Bailey’s BAC was .304, nearly four times the legal limit for drinking and driving, a total of six members of one family are dead because of one man’s determination to exercise his right to drink and drive. There was a time when such a tragedy was defended on the basis of it being accidental but that is no longer true, no matter how much, or how little, you demand your right to justify drinking alcohol.

The drinking of alcohol is a debatable subject among people of strong religious conviction and I would never argue the issue of alcoholic beverage on the basis of one’s religious view. I do contend, though, that drinking alcoholic beverages is a both a matter of personal choice and a moral-ethical question, Moreover,  we know enough about human health and the effects of alcohol on the body today to know that alcohol is not only a depressant, it is highly damaging to certain organs of the human body .

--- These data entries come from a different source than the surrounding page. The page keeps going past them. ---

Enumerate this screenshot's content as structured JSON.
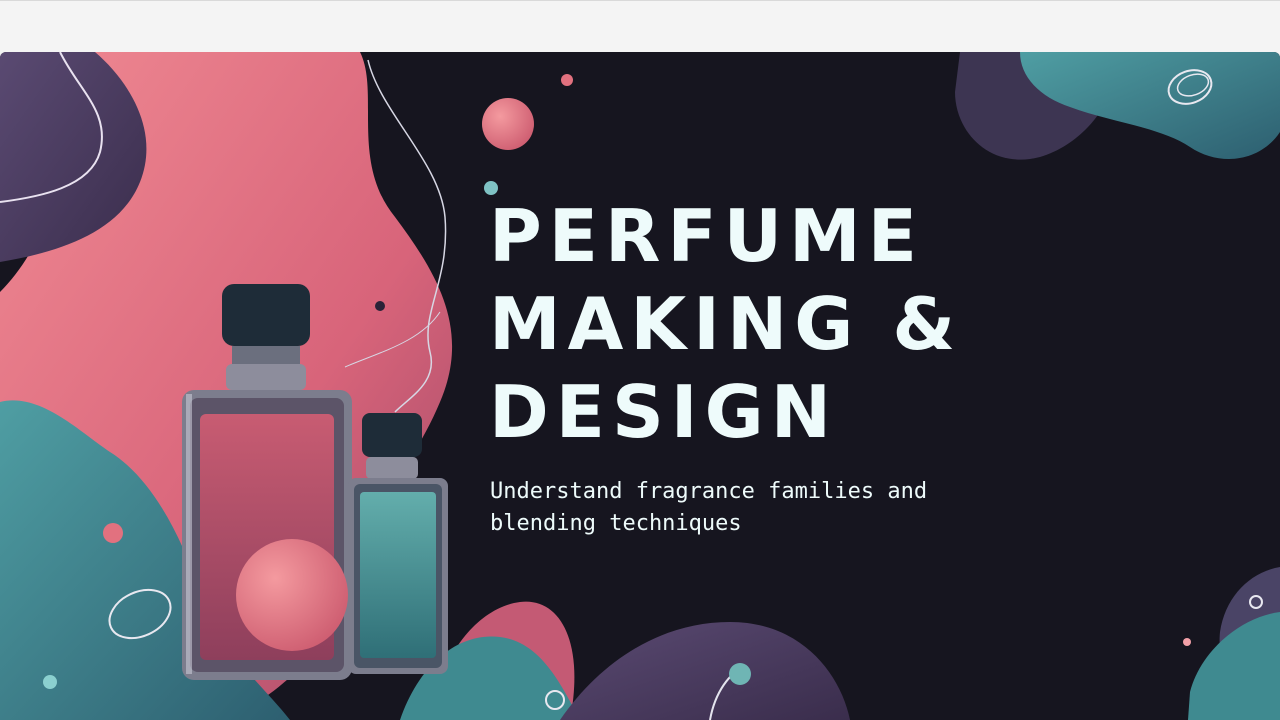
{
  "slide": {
    "title_lines": [
      "PERFUME",
      "MAKING &",
      "DESIGN"
    ],
    "subtitle": "Understand fragrance families and blending techniques"
  },
  "colors": {
    "background": "#16151f",
    "text": "#eefbfb",
    "pink": "#e2717f",
    "teal": "#3f8a90",
    "purple": "#4b3a5c"
  }
}
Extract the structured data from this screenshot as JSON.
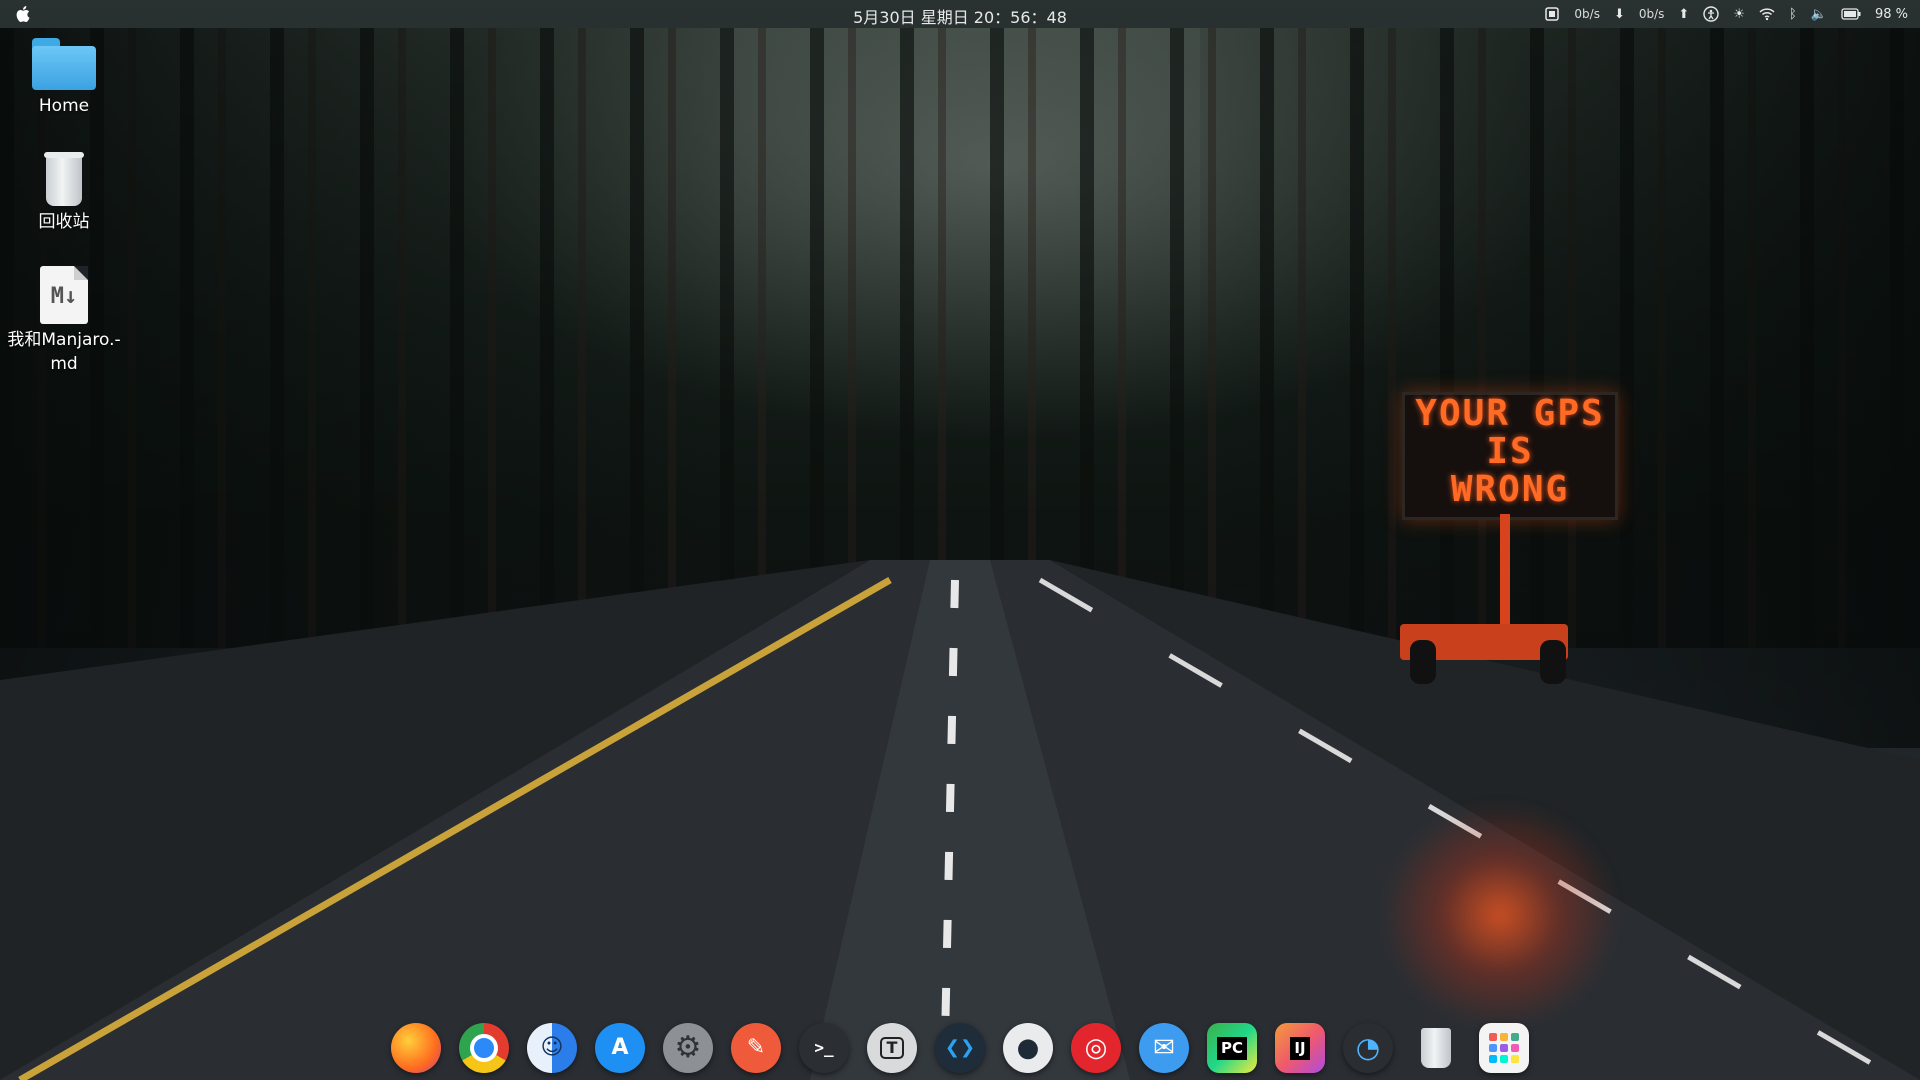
{
  "topbar": {
    "datetime": "5月30日 星期日 20：56：48",
    "net_down": "0b/s",
    "net_up": "0b/s",
    "battery": "98 %"
  },
  "desktop_icons": [
    {
      "label": "Home",
      "icon": "folder-home-icon"
    },
    {
      "label": "回收站",
      "icon": "trash-icon"
    },
    {
      "label": "我和Manjaro.-md",
      "icon": "markdown-file-icon"
    }
  ],
  "wallpaper": {
    "sign_line1": "YOUR GPS",
    "sign_line2": "IS",
    "sign_line3": "WRONG"
  },
  "dock": [
    {
      "name": "firefox",
      "glyph": "",
      "bg": "#ff6d1f"
    },
    {
      "name": "chrome",
      "glyph": "",
      "bg": "#2b8af7"
    },
    {
      "name": "finder",
      "glyph": "☺",
      "bg": "#2b7de9"
    },
    {
      "name": "app-store",
      "glyph": "A",
      "bg": "#1e90f3"
    },
    {
      "name": "system-preferences",
      "glyph": "⚙",
      "bg": "#8d9196"
    },
    {
      "name": "text-editor",
      "glyph": "✎",
      "bg": "#ef5a3a"
    },
    {
      "name": "terminal",
      "glyph": ">_",
      "bg": "#2b2f33"
    },
    {
      "name": "typora",
      "glyph": "T",
      "bg": "#d9dadb"
    },
    {
      "name": "vscode",
      "glyph": "❮❯",
      "bg": "#1f2d3a"
    },
    {
      "name": "camera",
      "glyph": "●",
      "bg": "#e9ebec"
    },
    {
      "name": "netease-music",
      "glyph": "◎",
      "bg": "#e3262e"
    },
    {
      "name": "mail",
      "glyph": "✉",
      "bg": "#3d9bf0"
    },
    {
      "name": "pycharm",
      "glyph": "PC",
      "bg": "#3ab14a"
    },
    {
      "name": "intellij",
      "glyph": "IJ",
      "bg": "#f29b3a"
    },
    {
      "name": "system-monitor",
      "glyph": "◔",
      "bg": "#2a2e33"
    },
    {
      "name": "trash-dock",
      "glyph": "",
      "bg": "#d7dbde"
    },
    {
      "name": "launchpad",
      "glyph": "▦",
      "bg": "#f4f4f4"
    }
  ]
}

The simple truth is that we know far too much about alcohol today to legitimize it as an acceptable social practice; it is NOT. It is an illegitimate product that destroys human bodies, breaks up families, and rips apart the fabric of our society. Its effects on the human body are sufficient to make it an ethical question when we are choosing whether or not to drink, and especially to combine it with another drug, or insist on the right to drink and drive.

To drink and drive is unquestionably anti-social behavior as illustrated in the willful, self-destructive behavior of Joey Lee Bailey of Georgetown, KY and the Muslim family of five from Michigan that he murdered by driving the wrong way on I75 in Lexington at 2:30 a.m. We know the average American taxpayer pays out four dollars for every dollar of revenue gained when Municipalities license alcohol by the drink and rake in the tax dollars. This makes government (which is us) equally responsible, for we all want the tax dollars to recover part of our costs.

But you say, you cannot charge him with murder. YES I can. He chose to take that first drink and he had no guarantees after that. Alcohol is a proven depressant. The very first drink you take, even .03 lite beer, begins reducing your self-control and your inhibitions. It means with every drop you drink, you speed up just a little bit in your down-hill slide of self-control, and from there-on it is downhill ALL the way. Many states have awakened to this truth and no longer allow DUI as an allowable defense.

As a pastor, I have gone to the Tavern and taken a friend to my home and helped him sober up after he called me at an obnoxious hour asking my help. As a family member, I am but one of seventy-five million Americans affected by having a problem drinker in the household. I think I have about seen it all.

From walkingwithwarner.blogspot.com – 
How long, or Lord; how long dare we justify the social acceptability of this anti-social practice that justifies murder and excuses the offender while ignoring the civil right of the victim?